The value of routine mammogram screening was questioned in November 2009 when the U.S. Preventive Services Task Force (USPSTF) recommended that routine screening mammograms for women with an average risk of breast cancer should start at age 50 instead of age 40. The recommended changes were very controversial and were not adopted.
When developing the new ACOG guidelines, committee members noted that although breast cancers are less common in younger women compared to older women, research shows that breast cancers in younger women tend to grow almost twice as fast on average as breast cancers in older women:
- In a woman in her 40s, an average breast cancer grows from small with no symptoms to large enough to be felt with symptoms over 2 to 2.5 years.
- In a woman older than 70, an average breast cancer grows from small with no symptoms to large enough to be felt with symptoms over about 4 years.
Because of the faster average growth of breast cancers in younger women, the committee members felt that screening EVERY year for ALL women -- including women aged 40 to 50 -- makes sense. The committee members believe that breast cancer screening every year (instead of every 1 to 2 years) in women aged 40 to 50 will improve the likelihood of detecting breast cancer at an early and more treatable stage.
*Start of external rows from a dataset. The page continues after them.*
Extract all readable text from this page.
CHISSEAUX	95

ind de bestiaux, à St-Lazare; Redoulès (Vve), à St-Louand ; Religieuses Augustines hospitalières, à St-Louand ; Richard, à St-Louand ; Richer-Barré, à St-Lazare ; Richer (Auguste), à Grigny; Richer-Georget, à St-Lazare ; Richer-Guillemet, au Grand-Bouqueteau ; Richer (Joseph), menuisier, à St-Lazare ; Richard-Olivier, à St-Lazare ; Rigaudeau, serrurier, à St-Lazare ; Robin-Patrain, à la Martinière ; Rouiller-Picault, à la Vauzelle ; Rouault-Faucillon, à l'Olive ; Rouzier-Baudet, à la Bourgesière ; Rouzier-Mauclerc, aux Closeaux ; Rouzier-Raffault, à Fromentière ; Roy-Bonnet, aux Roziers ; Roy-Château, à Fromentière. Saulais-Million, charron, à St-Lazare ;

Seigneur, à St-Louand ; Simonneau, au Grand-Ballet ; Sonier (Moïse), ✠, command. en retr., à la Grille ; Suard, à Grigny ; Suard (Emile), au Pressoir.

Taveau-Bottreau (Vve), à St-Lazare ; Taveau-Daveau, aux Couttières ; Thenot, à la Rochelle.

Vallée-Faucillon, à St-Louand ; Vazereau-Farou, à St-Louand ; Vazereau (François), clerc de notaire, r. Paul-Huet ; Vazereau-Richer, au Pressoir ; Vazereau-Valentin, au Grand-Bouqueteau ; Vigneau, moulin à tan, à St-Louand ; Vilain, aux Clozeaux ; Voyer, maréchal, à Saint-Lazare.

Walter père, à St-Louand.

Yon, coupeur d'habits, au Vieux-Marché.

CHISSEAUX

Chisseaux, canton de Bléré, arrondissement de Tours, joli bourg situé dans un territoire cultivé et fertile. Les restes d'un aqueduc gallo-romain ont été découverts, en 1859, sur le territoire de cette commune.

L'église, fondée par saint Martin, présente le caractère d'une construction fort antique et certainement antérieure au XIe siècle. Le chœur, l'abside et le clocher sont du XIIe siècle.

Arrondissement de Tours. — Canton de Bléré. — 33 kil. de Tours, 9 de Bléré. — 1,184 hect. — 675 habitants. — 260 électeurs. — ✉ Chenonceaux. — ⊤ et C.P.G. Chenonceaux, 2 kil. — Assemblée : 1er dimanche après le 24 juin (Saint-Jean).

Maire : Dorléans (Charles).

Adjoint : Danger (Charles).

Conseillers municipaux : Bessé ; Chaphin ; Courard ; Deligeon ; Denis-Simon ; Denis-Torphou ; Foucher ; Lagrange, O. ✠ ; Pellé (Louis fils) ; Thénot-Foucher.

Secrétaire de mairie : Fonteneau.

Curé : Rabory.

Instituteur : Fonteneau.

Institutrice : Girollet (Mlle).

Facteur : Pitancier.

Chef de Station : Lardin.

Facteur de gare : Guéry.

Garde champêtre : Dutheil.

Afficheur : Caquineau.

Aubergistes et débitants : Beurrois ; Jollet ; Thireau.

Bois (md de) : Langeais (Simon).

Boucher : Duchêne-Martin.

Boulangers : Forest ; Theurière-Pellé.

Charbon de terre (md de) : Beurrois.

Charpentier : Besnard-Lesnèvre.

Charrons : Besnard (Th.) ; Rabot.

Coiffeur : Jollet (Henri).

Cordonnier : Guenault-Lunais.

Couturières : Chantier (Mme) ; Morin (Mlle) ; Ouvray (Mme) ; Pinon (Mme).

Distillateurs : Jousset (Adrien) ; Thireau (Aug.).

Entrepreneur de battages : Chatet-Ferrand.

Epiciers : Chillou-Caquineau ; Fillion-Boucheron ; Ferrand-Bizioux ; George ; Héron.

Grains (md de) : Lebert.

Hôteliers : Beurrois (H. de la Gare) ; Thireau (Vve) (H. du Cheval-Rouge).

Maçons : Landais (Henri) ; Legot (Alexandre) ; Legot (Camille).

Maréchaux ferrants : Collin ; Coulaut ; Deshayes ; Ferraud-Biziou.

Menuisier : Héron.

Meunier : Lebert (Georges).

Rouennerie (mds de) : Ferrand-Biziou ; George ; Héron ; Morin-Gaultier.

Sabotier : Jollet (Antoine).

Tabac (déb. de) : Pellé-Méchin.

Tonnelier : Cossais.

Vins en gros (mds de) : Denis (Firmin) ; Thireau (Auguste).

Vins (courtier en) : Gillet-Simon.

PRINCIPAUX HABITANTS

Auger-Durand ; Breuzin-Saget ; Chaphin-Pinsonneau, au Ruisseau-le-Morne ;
This will allow the women to start treatment sooner and reduce the risk of the cancer's spread.
If you're 40 or older and have an average risk of breast cancer, yearly screening mammograms should be part of your healthcare. If your breast cancer risk is higher than average, you may want to talk to your doctor about a more aggressive breast cancer screening plan that makes the most sense for your particular situation.
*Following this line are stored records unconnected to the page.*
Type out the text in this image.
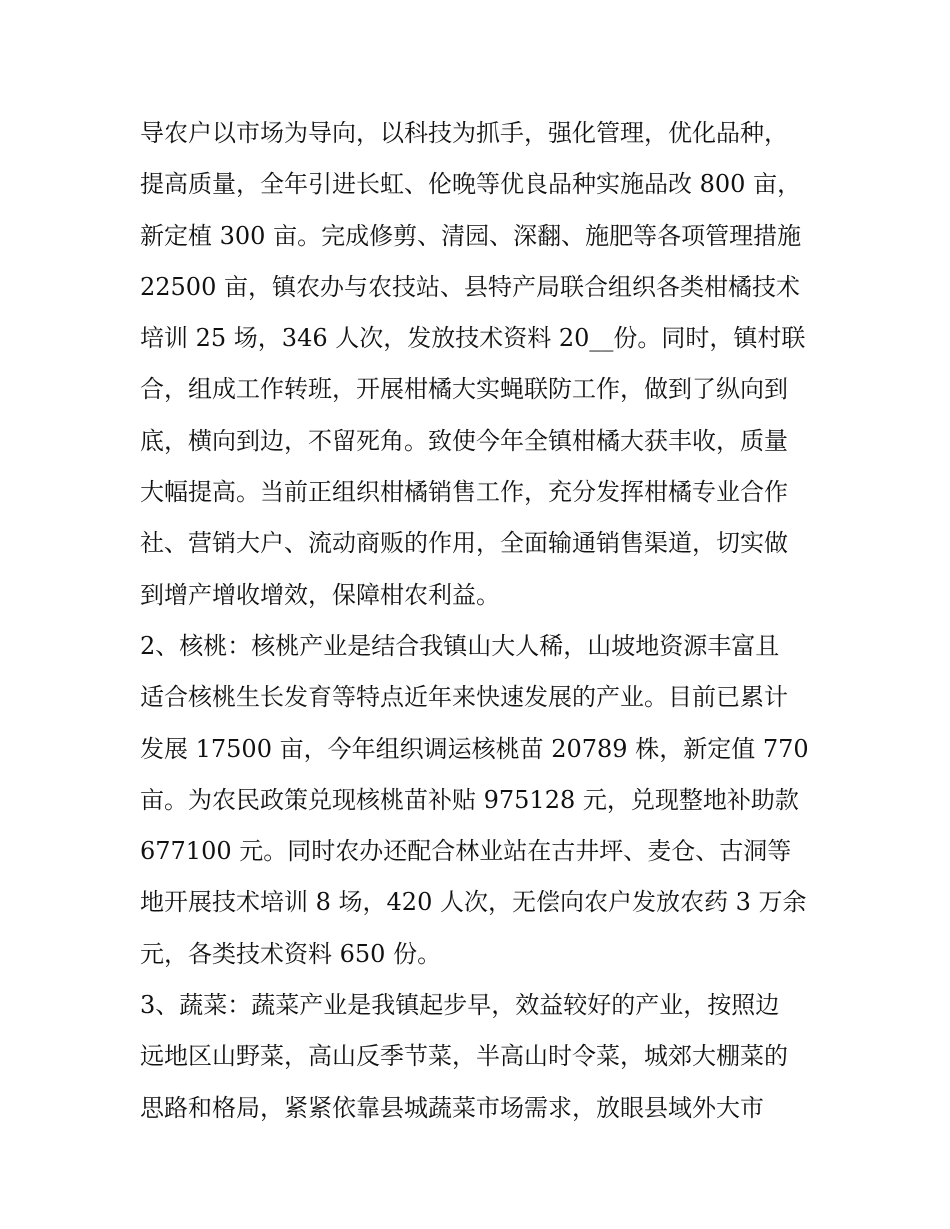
导农户以市场为导向，以科技为抓手，强化管理，优化品种，
提高质量，全年引进长虹、伦晚等优良品种实施品改 800 亩，
新定植 300 亩。完成修剪、清园、深翻、施肥等各项管理措施
22500 亩，镇农办与农技站、县特产局联合组织各类柑橘技术
培训 25 场，346 人次，发放技术资料 20__份。同时，镇村联
合，组成工作转班，开展柑橘大实蝇联防工作，做到了纵向到
底，横向到边，不留死角。致使今年全镇柑橘大获丰收，质量
大幅提高。当前正组织柑橘销售工作，充分发挥柑橘专业合作
社、营销大户、流动商贩的作用，全面输通销售渠道，切实做
到增产增收增效，保障柑农利益。
2、核桃：核桃产业是结合我镇山大人稀，山坡地资源丰富且
适合核桃生长发育等特点近年来快速发展的产业。目前已累计
发展 17500 亩，今年组织调运核桃苗 20789 株，新定值 770
亩。为农民政策兑现核桃苗补贴 975128 元，兑现整地补助款
677100 元。同时农办还配合林业站在古井坪、麦仓、古洞等
地开展技术培训 8 场，420 人次，无偿向农户发放农药 3 万余
元，各类技术资料 650 份。
3、蔬菜：蔬菜产业是我镇起步早，效益较好的产业，按照边
远地区山野菜，高山反季节菜，半高山时令菜，城郊大棚菜的
思路和格局，紧紧依靠县城蔬菜市场需求，放眼县域外大市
There's only one of you and you deserve the best care possible. Don't let any obstacles get in the way of your regular screening mammograms.
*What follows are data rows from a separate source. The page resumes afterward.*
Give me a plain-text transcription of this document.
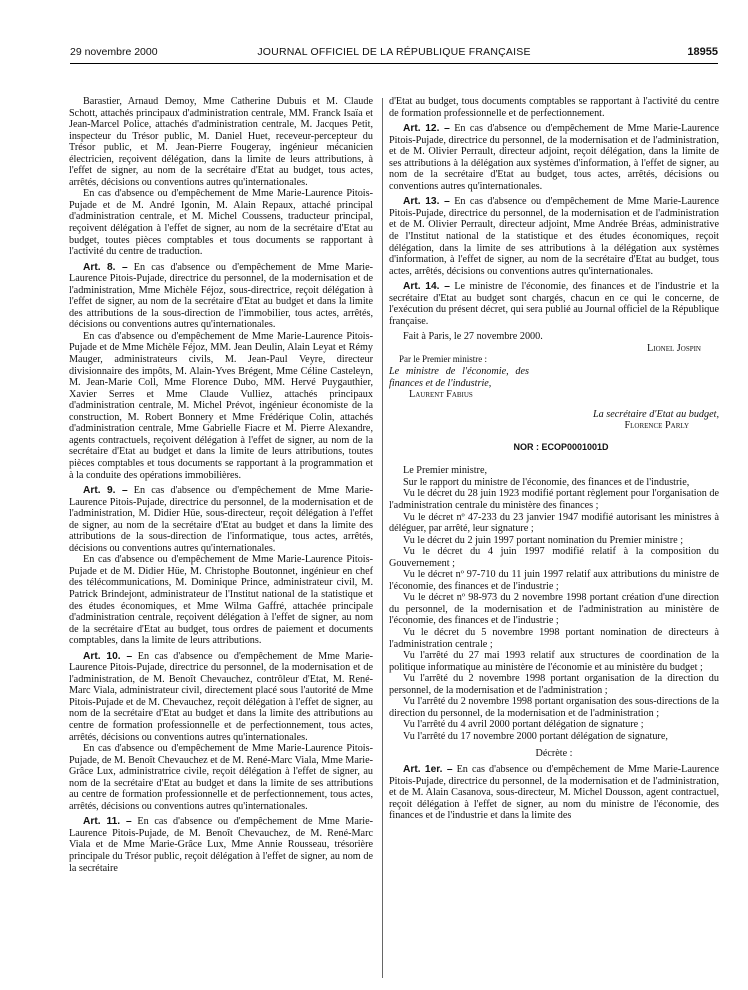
29 novembre 2000	JOURNAL OFFICIEL DE LA RÉPUBLIQUE FRANÇAISE	18955

Barastier, Arnaud Demoy, Mme Catherine Dubuis et M. Claude Schott, attachés principaux d'administration centrale, MM. Franck Isaïa et Jean-Marcel Police, attachés d'administration centrale, M. Jacques Petit, inspecteur du Trésor public, M. Daniel Huet, receveur-percepteur du Trésor public, et M. Jean-Pierre Fougeray, ingénieur mécanicien électricien, reçoivent délégation, dans la limite de leurs attributions, à l'effet de signer, au nom de la secrétaire d'Etat au budget, tous actes, arrêtés, décisions ou conventions autres qu'internationales.

En cas d'absence ou d'empêchement de Mme Marie-Laurence Pitois-Pujade et de M. André Igonin, M. Alain Repaux, attaché principal d'administration centrale, et M. Michel Coussens, traducteur principal, reçoivent délégation à l'effet de signer, au nom de la secrétaire d'Etat au budget, toutes pièces comptables et tous documents se rapportant à l'activité du centre de traduction.

Art. 8. – En cas d'absence ou d'empêchement de Mme Marie-Laurence Pitois-Pujade, directrice du personnel, de la modernisation et de l'administration, Mme Michèle Féjoz, sous-directrice, reçoit délégation à l'effet de signer, au nom de la secrétaire d'Etat au budget et dans la limite des attributions de la sous-direction de l'immobilier, tous actes, arrêtés, décisions ou conventions autres qu'internationales.

En cas d'absence ou d'empêchement de Mme Marie-Laurence Pitois-Pujade et de Mme Michèle Féjoz, MM. Jean Deulin, Alain Leyat et Rémy Mauger, administrateurs civils, M. Jean-Paul Veyre, directeur divisionnaire des impôts, M. Alain-Yves Brégent, Mme Céline Casteleyn, M. Jean-Marie Coll, Mme Florence Dubo, MM. Hervé Puygauthier, Xavier Serres et Mme Claude Vulliez, attachés principaux d'administration centrale, M. Michel Prévot, ingénieur économiste de la construction, M. Robert Bonnery et Mme Frédérique Colin, attachés d'administration centrale, Mme Gabrielle Fiacre et M. Pierre Alexandre, agents contractuels, reçoivent délégation à l'effet de signer, au nom de la secrétaire d'Etat au budget et dans la limite de leurs attributions, toutes pièces comptables et tous documents se rapportant à la programmation et à la conduite des opérations immobilières.

Art. 9. – En cas d'absence ou d'empêchement de Mme Marie-Laurence Pitois-Pujade, directrice du personnel, de la modernisation et de l'administration, M. Didier Hüe, sous-directeur, reçoit délégation à l'effet de signer, au nom de la secrétaire d'Etat au budget et dans la limite des attributions de la sous-direction de l'informatique, tous actes, arrêtés, décisions ou conventions autres qu'internationales.

En cas d'absence ou d'empêchement de Mme Marie-Laurence Pitois-Pujade et de M. Didier Hüe, M. Christophe Boutonnet, ingénieur en chef des télécommunications, M. Dominique Prince, administrateur civil, M. Patrick Brindejont, administrateur de l'Institut national de la statistique et des études économiques, et Mme Wilma Gaffré, attachée principale d'administration centrale, reçoivent délégation à l'effet de signer, au nom de la secrétaire d'Etat au budget, tous ordres de paiement et documents comptables, dans la limite de leurs attributions.

Art. 10. – En cas d'absence ou d'empêchement de Mme Marie-Laurence Pitois-Pujade, directrice du personnel, de la modernisation et de l'administration, de M. Benoît Chevauchez, contrôleur d'Etat, M. René-Marc Viala, administrateur civil, directement placé sous l'autorité de Mme Pitois-Pujade et de M. Chevauchez, reçoit délégation à l'effet de signer, au nom de la secrétaire d'Etat au budget et dans la limite des attributions au centre de formation professionnelle et de perfectionnement, tous actes, arrêtés, décisions ou conventions autres qu'internationales.

En cas d'absence ou d'empêchement de Mme Marie-Laurence Pitois-Pujade, de M. Benoît Chevauchez et de M. René-Marc Viala, Mme Marie-Grâce Lux, administratrice civile, reçoit délégation à l'effet de signer, au nom de la secrétaire d'Etat au budget et dans la limite de ses attributions au centre de formation professionnelle et de perfectionnement, tous actes, arrêtés, décisions ou conventions autres qu'internationales.

Art. 11. – En cas d'absence ou d'empêchement de Mme Marie-Laurence Pitois-Pujade, de M. Benoît Chevauchez, de M. René-Marc Viala et de Mme Marie-Grâce Lux, Mme Annie Rousseau, trésorière principale du Trésor public, reçoit délégation à l'effet de signer, au nom de la secrétaire

d'Etat au budget, tous documents comptables se rapportant à l'activité du centre de formation professionnelle et de perfectionnement.

Art. 12. – En cas d'absence ou d'empêchement de Mme Marie-Laurence Pitois-Pujade, directrice du personnel, de la modernisation et de l'administration, et de M. Olivier Perrault, directeur adjoint, reçoit délégation, dans la limite de ses attributions à la délégation aux systèmes d'information, à l'effet de signer, au nom de la secrétaire d'Etat au budget, tous actes, arrêtés, décisions ou conventions autres qu'internationales.

Art. 13. – En cas d'absence ou d'empêchement de Mme Marie-Laurence Pitois-Pujade, directrice du personnel, de la modernisation et de l'administration et de M. Olivier Perrault, directeur adjoint, Mme Andrée Bréas, administrative de l'Institut national de la statistique et des études économiques, reçoit délégation, dans la limite de ses attributions à la délégation aux systèmes d'information, à l'effet de signer, au nom de la secrétaire d'Etat au budget, tous actes, arrêtés, décisions ou conventions autres qu'internationales.

Art. 14. – Le ministre de l'économie, des finances et de l'industrie et la secrétaire d'Etat au budget sont chargés, chacun en ce qui le concerne, de l'exécution du présent décret, qui sera publié au Journal officiel de la République française.

Fait à Paris, le 27 novembre 2000.

Lionel Jospin

Par le Premier ministre :

Le ministre de l'économie, des finances et de l'industrie,

Laurent Fabius

La secrétaire d'Etat au budget,

Florence Parly

NOR : ECOP0001001D

Le Premier ministre,

Sur le rapport du ministre de l'économie, des finances et de l'industrie,

Vu le décret du 28 juin 1923 modifié portant règlement pour l'organisation de l'administration centrale du ministère des finances ;

Vu le décret nº 47-233 du 23 janvier 1947 modifié autorisant les ministres à déléguer, par arrêté, leur signature ;

Vu le décret du 2 juin 1997 portant nomination du Premier ministre ;

Vu le décret du 4 juin 1997 modifié relatif à la composition du Gouvernement ;

Vu le décret nº 97-710 du 11 juin 1997 relatif aux attributions du ministre de l'économie, des finances et de l'industrie ;

Vu le décret nº 98-973 du 2 novembre 1998 portant création d'une direction du personnel, de la modernisation et de l'administration au ministère de l'économie, des finances et de l'industrie ;

Vu le décret du 5 novembre 1998 portant nomination de directeurs à l'administration centrale ;

Vu l'arrêté du 27 mai 1993 relatif aux structures de coordination de la politique informatique au ministère de l'économie et au ministère du budget ;

Vu l'arrêté du 2 novembre 1998 portant organisation de la direction du personnel, de la modernisation et de l'administration ;

Vu l'arrêté du 2 novembre 1998 portant organisation des sous-directions de la direction du personnel, de la modernisation et de l'administration ;

Vu l'arrêté du 4 avril 2000 portant délégation de signature ;

Vu l'arrêté du 17 novembre 2000 portant délégation de signature,

Décrète :

Art. 1er. – En cas d'absence ou d'empêchement de Mme Marie-Laurence Pitois-Pujade, directrice du personnel, de la modernisation et de l'administration, et de M. Alain Casanova, sous-directeur, M. Michel Dousson, agent contractuel, reçoit délégation à l'effet de signer, au nom du ministre de l'économie, des finances et de l'industrie et dans la limite des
- If you're worried about cost, talk to your doctor, a local hospital social worker, or staff members at a mammogram center. Ask about free programs in your area.
- If you're having problems scheduling a mammogram, call the National Cancer Institute (800-4-CANCER) or the American College of Radiology (800-227-5463) to find certified mammogram providers near you.
- If you find mammograms painful, ask the mammography center staff members how the experience can be as easy and as comfortable as possible for you.